The Modi government would be better advised, and India better off, if with China on his mind, Modiji rethought the path he is set out on of aligning closely with Washington — a line that Jaishankar is pushing hard, and instead worked to recover India’s “strategic autonomy”. Regaining such autonomy will not in any way prevent the country from cooperating militarily and otherwise with the US and other interested states to hogtie China. What it will preclude is this tilting to the US position on any and everything as a policy reflex that potentially has high cost in the short, medium and long term. China will try and screw India at every turn for any reason — just because it can, to extract advantage.
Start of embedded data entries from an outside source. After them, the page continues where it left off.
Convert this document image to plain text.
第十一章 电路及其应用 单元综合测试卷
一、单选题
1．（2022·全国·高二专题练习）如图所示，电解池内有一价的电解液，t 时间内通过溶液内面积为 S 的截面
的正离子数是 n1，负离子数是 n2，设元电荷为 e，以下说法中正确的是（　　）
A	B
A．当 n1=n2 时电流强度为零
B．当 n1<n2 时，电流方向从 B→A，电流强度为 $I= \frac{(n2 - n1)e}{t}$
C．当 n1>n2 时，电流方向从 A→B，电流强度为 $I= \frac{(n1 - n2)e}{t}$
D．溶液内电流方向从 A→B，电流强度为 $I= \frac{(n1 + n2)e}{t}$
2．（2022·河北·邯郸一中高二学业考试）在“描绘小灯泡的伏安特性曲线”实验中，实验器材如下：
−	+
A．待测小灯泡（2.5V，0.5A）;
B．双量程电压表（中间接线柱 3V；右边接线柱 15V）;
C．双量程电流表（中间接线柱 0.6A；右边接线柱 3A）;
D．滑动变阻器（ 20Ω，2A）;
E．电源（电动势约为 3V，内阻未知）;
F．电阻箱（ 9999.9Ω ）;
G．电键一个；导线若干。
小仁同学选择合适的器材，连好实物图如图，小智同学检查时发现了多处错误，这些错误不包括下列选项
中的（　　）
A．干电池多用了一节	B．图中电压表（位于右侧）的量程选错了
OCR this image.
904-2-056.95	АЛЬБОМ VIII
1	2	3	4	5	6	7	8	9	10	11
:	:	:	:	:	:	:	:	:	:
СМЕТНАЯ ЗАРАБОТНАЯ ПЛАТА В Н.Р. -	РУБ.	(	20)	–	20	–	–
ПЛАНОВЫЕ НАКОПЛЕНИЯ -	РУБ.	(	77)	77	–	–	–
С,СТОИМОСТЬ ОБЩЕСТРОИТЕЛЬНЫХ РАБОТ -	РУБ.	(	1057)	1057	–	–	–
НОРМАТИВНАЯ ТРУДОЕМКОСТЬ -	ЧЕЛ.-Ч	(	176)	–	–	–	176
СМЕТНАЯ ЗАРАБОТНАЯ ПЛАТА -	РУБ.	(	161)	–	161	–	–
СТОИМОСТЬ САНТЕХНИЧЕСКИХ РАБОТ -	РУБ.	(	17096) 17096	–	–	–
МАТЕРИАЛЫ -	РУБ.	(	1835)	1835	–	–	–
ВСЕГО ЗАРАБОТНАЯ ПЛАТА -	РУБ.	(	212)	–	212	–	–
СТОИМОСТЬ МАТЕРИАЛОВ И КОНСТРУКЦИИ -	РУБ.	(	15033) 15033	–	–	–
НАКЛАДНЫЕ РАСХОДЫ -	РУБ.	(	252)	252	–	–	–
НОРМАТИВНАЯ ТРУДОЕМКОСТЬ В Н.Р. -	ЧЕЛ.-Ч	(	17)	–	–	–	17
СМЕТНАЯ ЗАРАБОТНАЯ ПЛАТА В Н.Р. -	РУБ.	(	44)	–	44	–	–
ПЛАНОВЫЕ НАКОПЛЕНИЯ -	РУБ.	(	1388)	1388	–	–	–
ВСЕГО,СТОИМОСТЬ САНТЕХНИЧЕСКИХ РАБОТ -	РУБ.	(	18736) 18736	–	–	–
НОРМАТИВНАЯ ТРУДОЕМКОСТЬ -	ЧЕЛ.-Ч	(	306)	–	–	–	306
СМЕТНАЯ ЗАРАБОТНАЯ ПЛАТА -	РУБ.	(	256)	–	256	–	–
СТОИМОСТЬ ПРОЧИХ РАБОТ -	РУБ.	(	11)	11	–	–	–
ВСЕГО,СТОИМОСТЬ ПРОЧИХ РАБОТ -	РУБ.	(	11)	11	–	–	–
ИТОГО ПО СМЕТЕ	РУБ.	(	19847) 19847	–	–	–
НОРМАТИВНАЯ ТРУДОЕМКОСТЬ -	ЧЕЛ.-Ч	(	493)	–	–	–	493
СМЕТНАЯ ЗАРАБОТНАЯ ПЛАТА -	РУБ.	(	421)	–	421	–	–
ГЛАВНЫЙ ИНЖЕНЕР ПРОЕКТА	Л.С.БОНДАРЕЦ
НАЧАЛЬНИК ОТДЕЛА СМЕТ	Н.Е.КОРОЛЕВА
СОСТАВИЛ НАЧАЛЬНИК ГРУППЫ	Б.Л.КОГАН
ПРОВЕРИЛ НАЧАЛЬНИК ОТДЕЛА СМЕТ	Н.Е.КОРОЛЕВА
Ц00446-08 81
The Modi government is now ensuring that the US too will punch India around, also because it can and because it wants Delhi to toe its line.
But unlike in the 1950s when India got up everybody’s nose, in the Second Cold War that’s beginning, there’s no Krishna Menon in our ranks rhetorically to skewer China for its genocide in Tibet and Xinjiang, or show up America for its democratic pretensions, and otherwise dance expertly around the human rights minefield. Krishna Menon was a “pain in the ass” for everybody and no one did more harm to the Indian military and the cause of national security than he. But he was also the only Indian diplomatically feared by everyone for his waspish tongue and “take no prisoners”-debating style that frequently reduced those he targeted into angry incoherence.